It’s exam season and most children in school are doing tests or exams. Almost every parent knows what it feels like to know that their child has a test the following morning and their child is not prepared. Just this last week, I have taken double the amount of calls I usually take to put worried parents’ minds at ease. Homework is a common cause of arguments in homes and we’ve all fallen into that trap where parents nag about homework and children ignore……
Does your child expect you to help them with homework? Have you ever done your child’s homework for them because you thought it was too hard? And how do you tread that fine line between helping your child with homework and interfering/doing the homework for them?
Homework has many purposes; the main one I think is to re-enforce what has been learnt in school. It teaches children how to work independently and finally it teaches them to be responsible.
At my centre, we give homework for all of the above reasons and our policy is to allow the children to do their homework without ANY intervention from parents. Parents are encouraged to check that the homework is done and that it is done to a suitable standard, but not to sit with their child while the homework is being done. If a parent has to intervene, then we ask them to highlight or mark the questions they helped with so that we are aware of any areas of difficulty.
Sometimes parents don’t even realise that they are helping. Take the following scenario for example:
Child: Mum I can’t do this question.
Mum: I can’t help you, but I will read out the question for you. The question says “Katie has 5 apples and Tom has 6 apples, how many apples is that altogether?”. So Katie has 5 apples, can you picture that in your brain?
Mum: Good. And Tom has 6 apples, can you picture that?
Child: Good. Now work out how much that is altogether.
Without even realising the parent had broken down this question into simpler words and steps.

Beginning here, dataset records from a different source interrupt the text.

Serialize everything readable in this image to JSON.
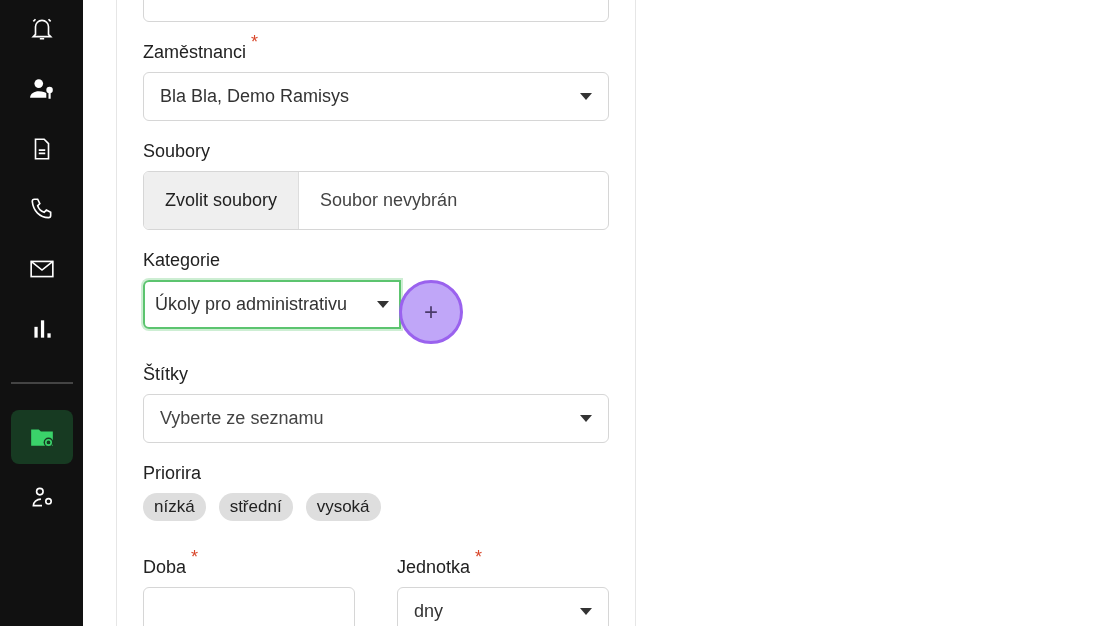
{
  "sidebar": {
    "items": [
      {
        "selected": false
      },
      {
        "selected": false
      },
      {
        "selected": false
      },
      {
        "selected": false
      },
      {
        "selected": false
      },
      {
        "selected": false
      },
      {
        "selected": true
      },
      {
        "selected": false
      }
    ]
  },
  "form": {
    "description": {
      "kind": "textarea"
    },
    "employees": {
      "label": "Zaměstnanci",
      "required_mark": "*",
      "value": "Bla Bla, Demo Ramisys"
    },
    "files": {
      "label": "Soubory",
      "button": "Zvolit soubory",
      "status": "Soubor nevybrán"
    },
    "category": {
      "label": "Kategorie",
      "value": "Úkoly pro administrativu",
      "focused": true,
      "add_button": {
        "label": "+",
        "highlighted": true
      }
    },
    "tags": {
      "label": "Štítky",
      "placeholder": "Vyberte ze seznamu"
    },
    "priority": {
      "label": "Priorira",
      "options": [
        {
          "label": "nízká",
          "selected": false
        },
        {
          "label": "střední",
          "selected": false
        },
        {
          "label": "vysoká",
          "selected": false
        }
      ]
    },
    "duration": {
      "label": "Doba",
      "required_mark": "*"
    },
    "unit": {
      "label": "Jednotka",
      "required_mark": "*",
      "value": "dny"
    }
  }
}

When parents do help, then it can cause many problems:
1. The parents try to teach the child their way.
The way that you and I learnt how to do simple arithmetic is totally different to the way it is taught now. For example, the traditional method of adding up is to add in columns, but many schools use the “partitioning” method to teach addition. If your child has been taught partitioning and you are trying to teach them the traditional “column” method (maybe because you think it’s simpler), then you could end up confusing your child. Confusion can lead to mistakes, which can lead to loss of confidence. So ask your child how they work things out at school. Use the method they use at school first and if your child is confident with it, then you can teach your method.

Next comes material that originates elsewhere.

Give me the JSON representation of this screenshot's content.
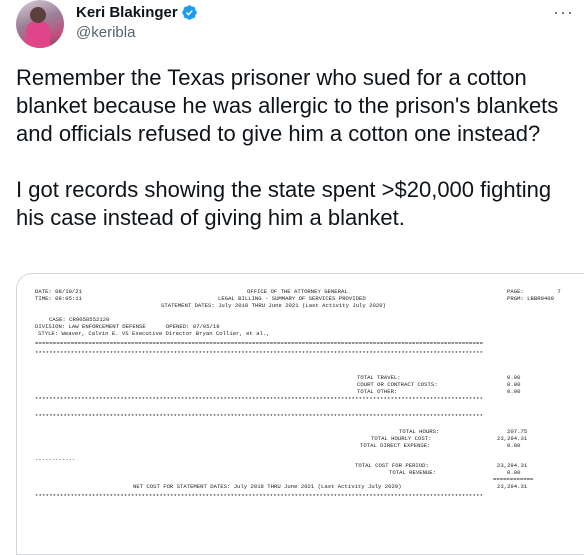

2. The parents have to learn all about the topic first.
This takes time and it is difficult to know what the expectations are. In such cases, the parent’s anxiety can spread to the child. If you don’t know about the topic, then don’t use search engines to gather information so that you can help your child. It’s better to help your brainstorm what they know about the topic and start from there. Teach them how to look up information and develop their research skills instead so that they are the ones looking things up on search engines and not you.

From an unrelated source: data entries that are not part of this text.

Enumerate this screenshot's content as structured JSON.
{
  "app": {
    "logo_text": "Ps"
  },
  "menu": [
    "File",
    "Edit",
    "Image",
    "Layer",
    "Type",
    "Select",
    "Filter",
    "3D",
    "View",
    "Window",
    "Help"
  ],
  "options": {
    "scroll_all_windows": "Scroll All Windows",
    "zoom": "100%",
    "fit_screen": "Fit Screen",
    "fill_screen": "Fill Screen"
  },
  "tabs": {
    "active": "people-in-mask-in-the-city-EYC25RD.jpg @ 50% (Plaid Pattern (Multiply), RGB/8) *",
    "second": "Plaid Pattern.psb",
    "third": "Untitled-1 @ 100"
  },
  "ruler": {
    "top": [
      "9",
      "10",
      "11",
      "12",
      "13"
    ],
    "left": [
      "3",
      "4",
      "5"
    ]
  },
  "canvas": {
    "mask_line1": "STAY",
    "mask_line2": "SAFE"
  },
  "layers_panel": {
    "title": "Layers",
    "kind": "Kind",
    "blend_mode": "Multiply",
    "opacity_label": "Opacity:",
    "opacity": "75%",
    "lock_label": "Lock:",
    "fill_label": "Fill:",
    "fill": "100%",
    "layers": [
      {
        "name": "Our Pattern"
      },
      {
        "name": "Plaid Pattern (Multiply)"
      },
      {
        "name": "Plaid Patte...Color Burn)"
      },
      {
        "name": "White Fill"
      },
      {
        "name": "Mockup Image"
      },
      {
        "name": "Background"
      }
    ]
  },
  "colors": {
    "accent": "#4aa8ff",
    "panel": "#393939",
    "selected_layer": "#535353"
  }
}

3. The children start to rely on help from parents.
Some children are reluctant to ask their teacher for help at school so they will ask mum or dad because it’s much easier. So a shy child may not have understood what she was doing in class earlier that day, she didn’t ask for help from the teacher and therefore waited until she got home to get mum to explain it better. Encourage your child to ask for help from the teacher first. Be firm and resist the urge to help, and that way, if they don’t get help from you, they are more likely to ask in school.
In contrast, I think that teachers should only set homework that they know the child will be able to do. It mustn’t be too easy either. I have often changed the planned homework at the last minute because I knew that the child was not confident enough to do it by themselves at home.
4. The children learn that at the first sign of trouble, mum or dad will bail them out.
Children need to take responsibility for their own learning. The homework belongs to the child and should be completed by the child. Some children need re-assurance and there’s no harm in explaining how to do the homework so that the child can get started. One parent told me that when her daughter was doing her maths homework, she asked for help. The homework was on long multiplication which involves many steps and so, the mother sat down with her daughter and wrote down all the steps involved. She then sat there until the daughter worked out the second problem correctly. Then she decided to leave the room and within seconds, her daughter said “mum this is too hard, I’m stuck”! The mother still left the room and the daughter completed the rest by herself – CORRECTLY.
5. Parents end up nagging and bullying their children into doing homework.
This can lead to resentment and sets homework in a negative light.